Pour Michael Geddes, responsable de la version canadienne, Popstars ne fait pas que du neuf avec du vieux. «Nous sommes fiers de dire que nous faisons le premier documentaire canadien sur la création d’un groupe pop. Pendant toute une saison télévisuelle, nous montrerons les ficelles de l’industrie de la musique commerciale. Nous allons présenter des grands moments de joie, mais également beaucoup de larmes. Je me plais à dire que nous allons faire un véritable docu-soap.»

«Les défis que devront relever ces jeunes filles ne seront pas seulement
artistiques. C’est leur propre personnalité, leurs forces et leurs faiblesses intimes, que ces concurrentes joueront à la télé. Elles devront s’adapter aux cadences du camp de formation (il appelle ça un boot-camp), mais aussi aux rigueurs de l’environnement et du groupe», précise Geddes. On invitera également les jeunes femmes à ne pas se gêner pour lancer des commentaires sur les performances des autres participantes, dans le plus pur style des confessions méchantes qu’on entend dans les talk-shows.

Le trou de la serrure
Car la nouvelle télé-réalité est aussi la télé de la cruauté. «Dans le mnde scientifique, aucune commission d’éthique n’aurait donné son feu vert à une telle expérience», affirme Yvette Jasmin, chercheure à l’UQAM. Elle est persuadée que Popstars possède les bonnes épices pour les télévoyeurs, mais aussi tous les ingrédients pour constituer un important cocktail Molotov. Pour elle, l’oeil de l’objectif de la caméra ne peut pas remplacer si facilement le trou de la serrure. «Un jour, dit-elle, ça va finir par dérailler. Le voyeurisme n’est plus simplement un hobby débile pour pervers, c’est une mode qui sévit sous diverses formes et sous toutes les latitudes. Jamais l’humain ne s’était pris d’une telle passion pour l’intimité de ses congénères.»

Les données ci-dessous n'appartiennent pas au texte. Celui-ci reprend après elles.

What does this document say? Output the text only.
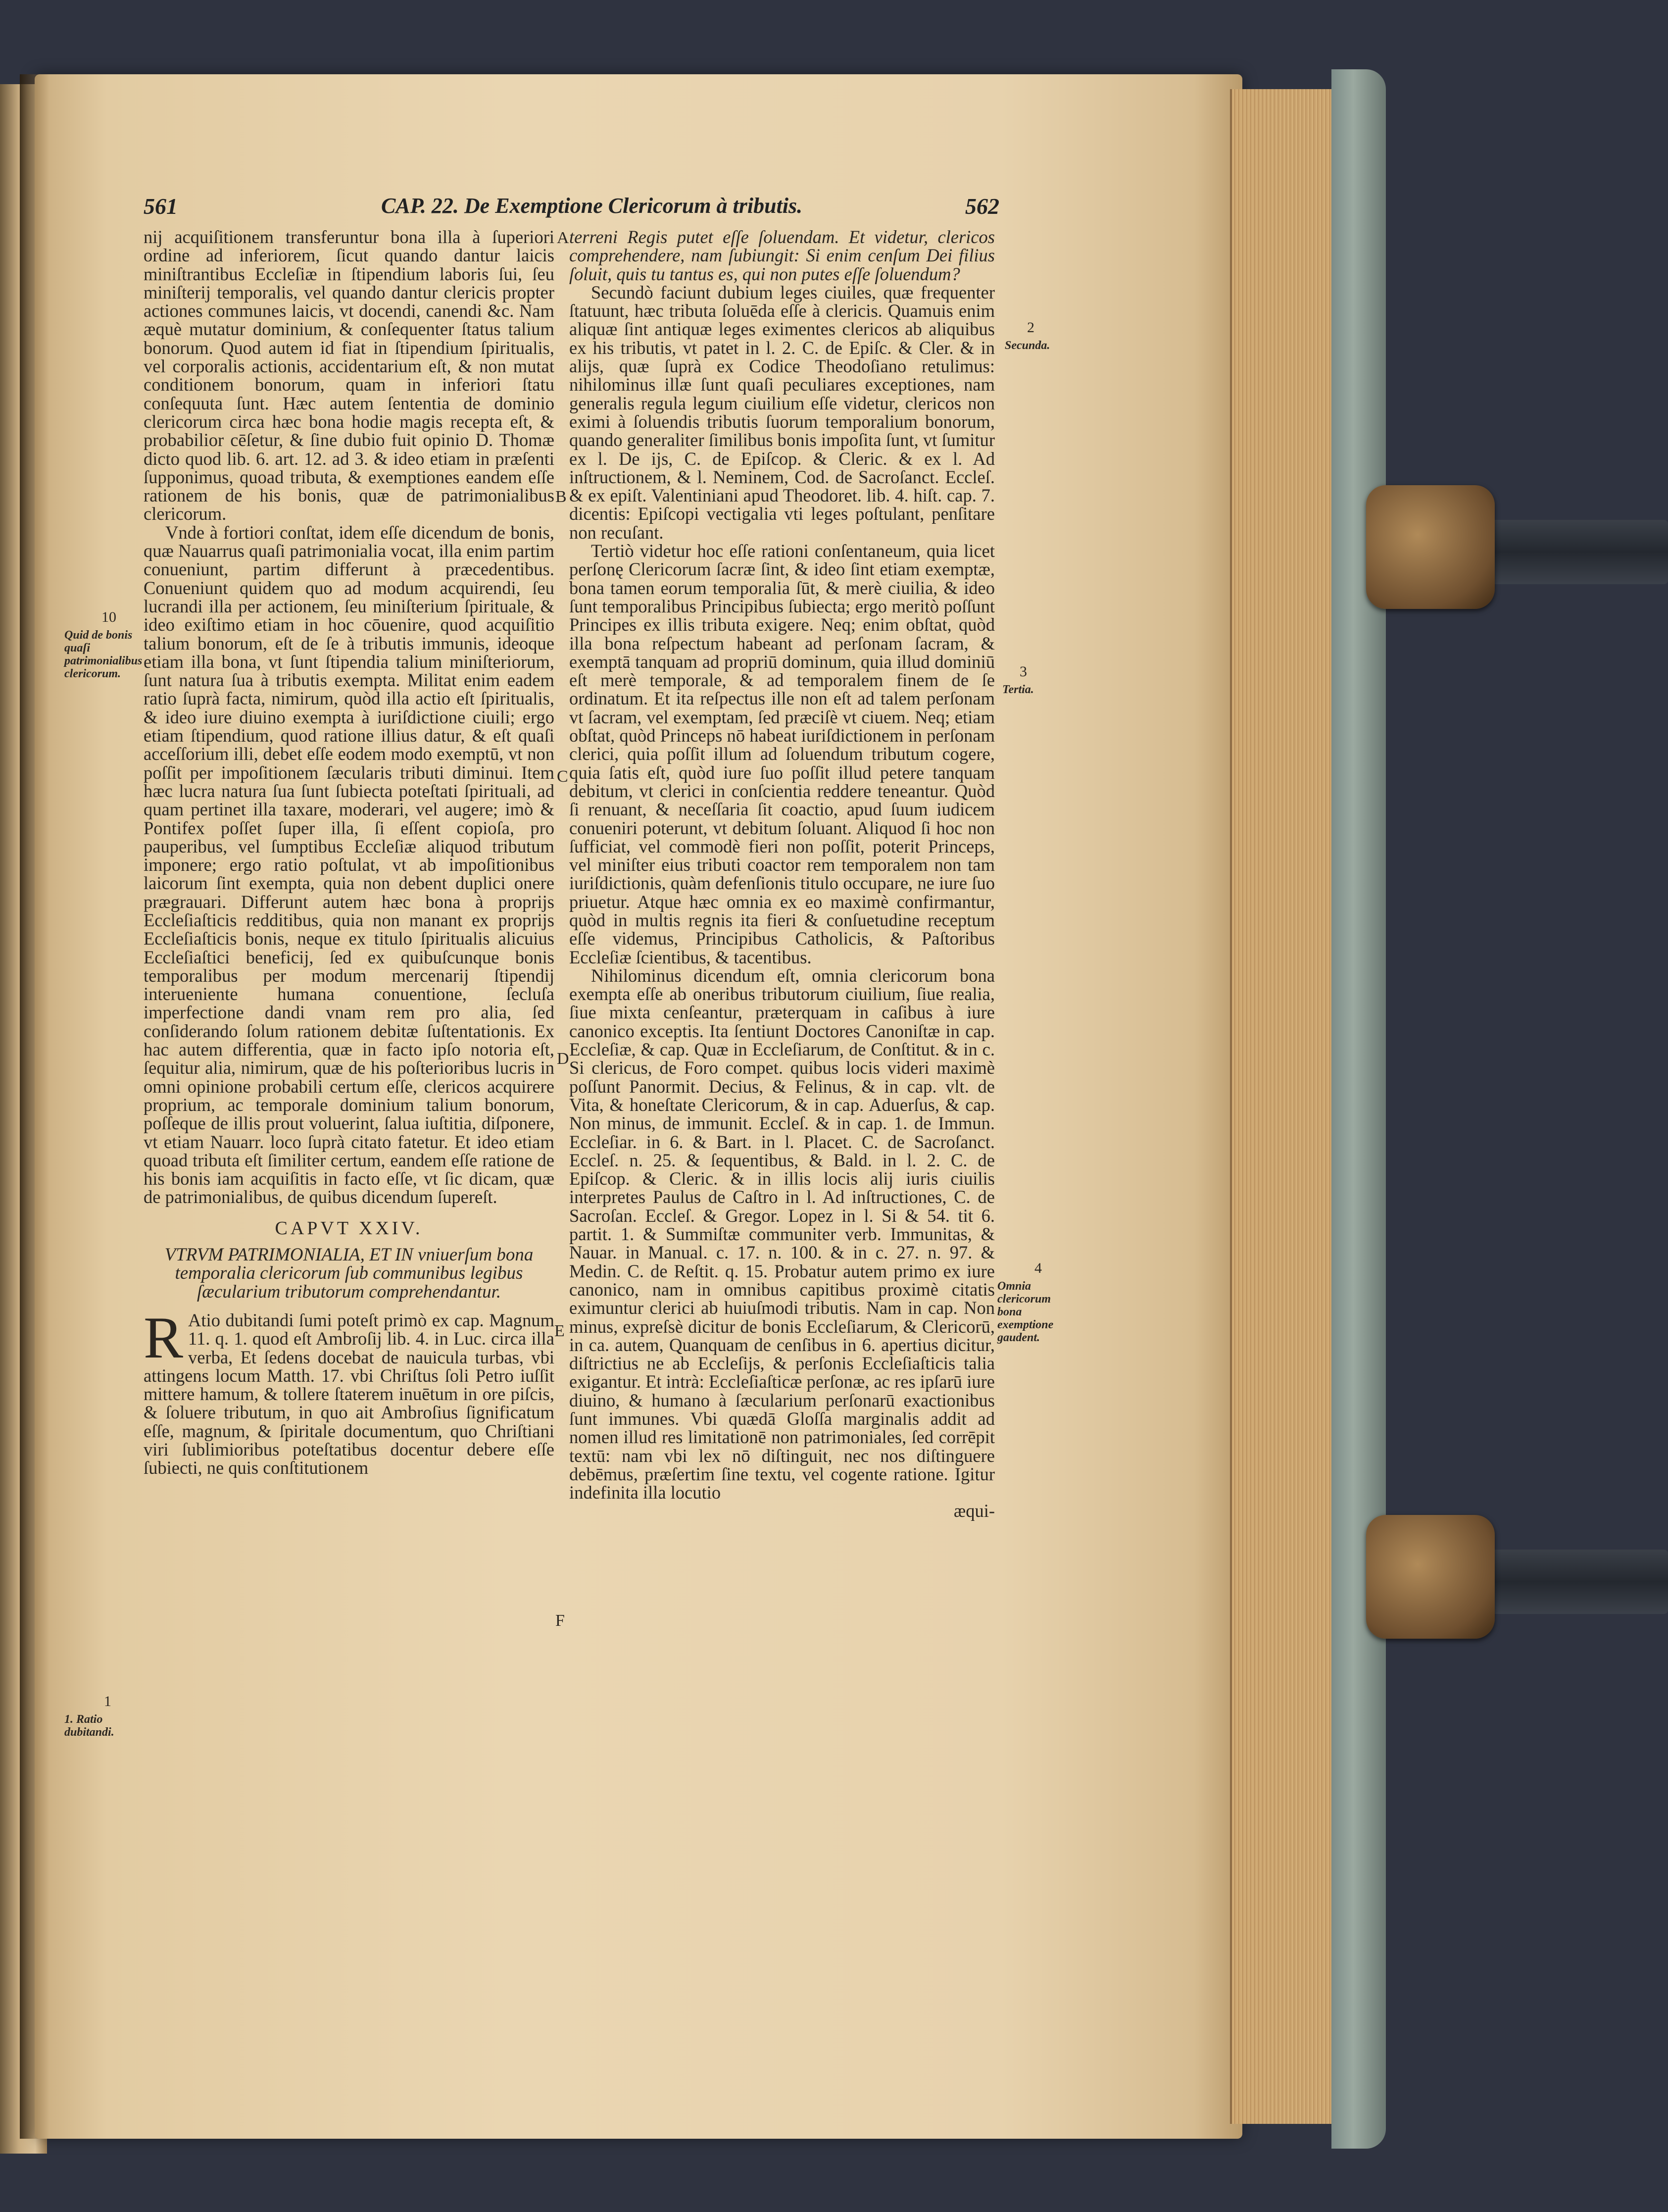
561	CAP. 22. De Exemptione Clericorum à tributis.	562

nij acquiſitionem transferuntur bona illa à ſuperiori ordine ad inferiorem, ſicut quando dantur laicis miniſtrantibus Eccleſiæ in ſtipendium laboris ſui, ſeu miniſterij temporalis, vel quando dantur clericis propter actiones communes laicis, vt docendi, canendi &c. Nam æquè mutatur dominium, & conſequenter ſtatus talium bonorum. Quod autem id fiat in ſtipendium ſpiritualis, vel corporalis actionis, accidentarium eſt, & non mutat conditionem bonorum, quam in inferiori ſtatu conſequuta ſunt. Hæc autem ſententia de dominio clericorum circa hæc bona hodie magis recepta eſt, & probabilior cēſetur, & ſine dubio fuit opinio D. Thomæ dicto quod lib. 6. art. 12. ad 3. & ideo etiam in præſenti ſupponimus, quoad tributa, & exemptiones eandem eſſe rationem de his bonis, quæ de patrimonialibus clericorum.

Vnde à fortiori conſtat, idem eſſe dicendum de bonis, quæ Nauarrus quaſi patrimonialia vocat, illa enim partim conueniunt, partim differunt à præcedentibus. Conueniunt quidem quo ad modum acquirendi, ſeu lucrandi illa per actionem, ſeu miniſterium ſpirituale, & ideo exiſtimo etiam in hoc cōuenire, quod acquiſitio talium bonorum, eſt de ſe à tributis immunis, ideoque etiam illa bona, vt ſunt ſtipendia talium miniſteriorum, ſunt natura ſua à tributis exempta. Militat enim eadem ratio ſuprà facta, nimirum, quòd illa actio eſt ſpiritualis, & ideo iure diuino exempta à iuriſdictione ciuili; ergo etiam ſtipendium, quod ratione illius datur, & eſt quaſi acceſſorium illi, debet eſſe eodem modo exemptū, vt non poſſit per impoſitionem ſæcularis tributi diminui. Item hæc lucra natura ſua ſunt ſubiecta poteſtati ſpirituali, ad quam pertinet illa taxare, moderari, vel augere; imò & Pontifex poſſet ſuper illa, ſi eſſent copioſa, pro pauperibus, vel ſumptibus Eccleſiæ aliquod tributum imponere; ergo ratio poſtulat, vt ab impoſitionibus laicorum ſint exempta, quia non debent duplici onere prægrauari. Differunt autem hæc bona à proprijs Eccleſiaſticis redditibus, quia non manant ex proprijs Eccleſiaſticis bonis, neque ex titulo ſpiritualis alicuius Eccleſiaſtici beneficij, ſed ex quibuſcunque bonis temporalibus per modum mercenarij ſtipendij interueniente humana conuentione, ſecluſa imperfectione dandi vnam rem pro alia, ſed conſiderando ſolum rationem debitæ ſuſtentationis. Ex hac autem differentia, quæ in facto ipſo notoria eſt, ſequitur alia, nimirum, quæ de his poſterioribus lucris in omni opinione probabili certum eſſe, clericos acquirere proprium, ac temporale dominium talium bonorum, poſſeque de illis prout voluerint, ſalua iuſtitia, diſponere, vt etiam Nauarr. loco ſuprà citato fatetur. Et ideo etiam quoad tributa eſt ſimiliter certum, eandem eſſe ratione de his bonis iam acquiſitis in facto eſſe, vt ſic dicam, quæ de patrimonialibus, de quibus dicendum ſupereſt.

CAPVT XXIV.

VTRVM PATRIMONIALIA, ET IN vniuerſum bona temporalia clericorum ſub communibus legibus ſæcularium tributorum comprehendantur.

R Atio dubitandi ſumi poteſt primò ex cap. Magnum 11. q. 1. quod eſt Ambroſij lib. 4. in Luc. circa illa verba, Et ſedens docebat de nauicula turbas, vbi attingens locum Matth. 17. vbi Chriſtus ſoli Petro iuſſit mittere hamum, & tollere ſtaterem inuētum in ore piſcis, & ſoluere tributum, in quo ait Ambroſius ſignificatum eſſe, magnum, & ſpiritale documentum, quo Chriſtiani viri ſublimioribus poteſtatibus docentur debere eſſe ſubiecti, ne quis conſtitutionem

terreni Regis putet eſſe ſoluendam. Et videtur, clericos comprehendere, nam ſubiungit: Si enim cenſum Dei filius ſoluit, quis tu tantus es, qui non putes eſſe ſoluendum?

Secundò faciunt dubium leges ciuiles, quæ frequenter ſtatuunt, hæc tributa ſoluēda eſſe à clericis. Quamuis enim aliquæ ſint antiquæ leges eximentes clericos ab aliquibus ex his tributis, vt patet in l. 2. C. de Epiſc. & Cler. & in alijs, quæ ſuprà ex Codice Theodoſiano retulimus: nihilominus illæ ſunt quaſi peculiares exceptiones, nam generalis regula legum ciuilium eſſe videtur, clericos non eximi à ſoluendis tributis ſuorum temporalium bonorum, quando generaliter ſimilibus bonis impoſita ſunt, vt ſumitur ex l. De ijs, C. de Epiſcop. & Cleric. & ex l. Ad inſtructionem, & l. Neminem, Cod. de Sacroſanct. Eccleſ. & ex epiſt. Valentiniani apud Theodoret. lib. 4. hiſt. cap. 7. dicentis: Epiſcopi vectigalia vti leges poſtulant, penſitare non recuſant.

Tertiò videtur hoc eſſe rationi conſentaneum, quia licet perſonę Clericorum ſacræ ſint, & ideo ſint etiam exemptæ, bona tamen eorum temporalia ſūt, & merè ciuilia, & ideo ſunt temporalibus Principibus ſubiecta; ergo meritò poſſunt Principes ex illis tributa exigere. Neq; enim obſtat, quòd illa bona reſpectum habeant ad perſonam ſacram, & exemptā tanquam ad propriū dominum, quia illud dominiū eſt merè temporale, & ad temporalem finem de ſe ordinatum. Et ita reſpectus ille non eſt ad talem perſonam vt ſacram, vel exemptam, ſed præciſè vt ciuem. Neq; etiam obſtat, quòd Princeps nō habeat iuriſdictionem in perſonam clerici, quia poſſit illum ad ſoluendum tributum cogere, quia ſatis eſt, quòd iure ſuo poſſit illud petere tanquam debitum, vt clerici in conſcientia reddere teneantur. Quòd ſi renuant, & neceſſaria ſit coactio, apud ſuum iudicem conueniri poterunt, vt debitum ſoluant. Aliquod ſi hoc non ſufficiat, vel commodè fieri non poſſit, poterit Princeps, vel miniſter eius tributi coactor rem temporalem non tam iuriſdictionis, quàm defenſionis titulo occupare, ne iure ſuo priuetur. Atque hæc omnia ex eo maximè confirmantur, quòd in multis regnis ita fieri & conſuetudine receptum eſſe videmus, Principibus Catholicis, & Paſtoribus Eccleſiæ ſcientibus, & tacentibus.

Nihilominus dicendum eſt, omnia clericorum bona exempta eſſe ab oneribus tributorum ciuilium, ſiue realia, ſiue mixta cenſeantur, præterquam in caſibus à iure canonico exceptis. Ita ſentiunt Doctores Canoniſtæ in cap. Eccleſiæ, & cap. Quæ in Eccleſiarum, de Conſtitut. & in c. Si clericus, de Foro compet. quibus locis videri maximè poſſunt Panormit. Decius, & Felinus, & in cap. vlt. de Vita, & honeſtate Clericorum, & in cap. Aduerſus, & cap. Non minus, de immunit. Eccleſ. & in cap. 1. de Immun. Eccleſiar. in 6. & Bart. in l. Placet. C. de Sacroſanct. Eccleſ. n. 25. & ſequentibus, & Bald. in l. 2. C. de Epiſcop. & Cleric. & in illis locis alij iuris ciuilis interpretes Paulus de Caſtro in l. Ad inſtructiones, C. de Sacroſan. Eccleſ. & Gregor. Lopez in l. Si & 54. tit 6. partit. 1. & Summiſtæ communiter verb. Immunitas, & Nauar. in Manual. c. 17. n. 100. & in c. 27. n. 97. & Medin. C. de Reſtit. q. 15. Probatur autem primo ex iure canonico, nam in omnibus capitibus proximè citatis eximuntur clerici ab huiuſmodi tributis. Nam in cap. Non minus, expreſsè dicitur de bonis Eccleſiarum, & Clericorū, in ca. autem, Quanquam de cenſibus in 6. apertius dicitur, diſtrictius ne ab Eccleſijs, & perſonis Eccleſiaſticis talia exigantur. Et intrà: Eccleſiaſticæ perſonæ, ac res ipſarū iure diuino, & humano à ſæcularium perſonarū exactionibus ſunt immunes. Vbi quædā Gloſſa marginalis addit ad nomen illud res limitationē non patrimoniales, ſed corrēpit textū: nam vbi lex nō diſtinguit, nec nos diſtinguere debēmus, præſertim ſine textu, vel cogente ratione. Igitur indefinita illa locutio

æqui-

10
Quid de bonis quaſi patrimonialibus clericorum.
1
1. Ratio dubitandi.
2
Secunda.
3
Tertia.
4
Omnia clericorum bona exemptione gaudent.
A
B
C
D
E
F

Groover ou dérailler? C’est ce que nous apprendra notre petit écran dès janvier, alors que les vingt-cinq jeunes finalistes de Popstars vont y chanter et danser, s’efforçant de se frayer un chemin vers la célébrité. Déjà, on promet de leur en faire baver. Pour certaines, au bout de la souffrance, il y aura la félicité.

Cinq d’entre elles signeront un contrat de deux ans avec Universal. C’est la
rançon de la gloire pour survivre au prime time. En attendant, c’est l’épopée: toutes les finalistes doivent se rendre à Toronto le 10 septembre pour commencer les enregistrements du «docu-soap». On leur a dit qu’elles auraient pour mission d’initier des millions de téléspectateurs aux mystères de l’industrie de la pop. Elles nous en apprendront peut-être un peu également sur la nature humaine et le divertissement à l’heure du post-politically correct.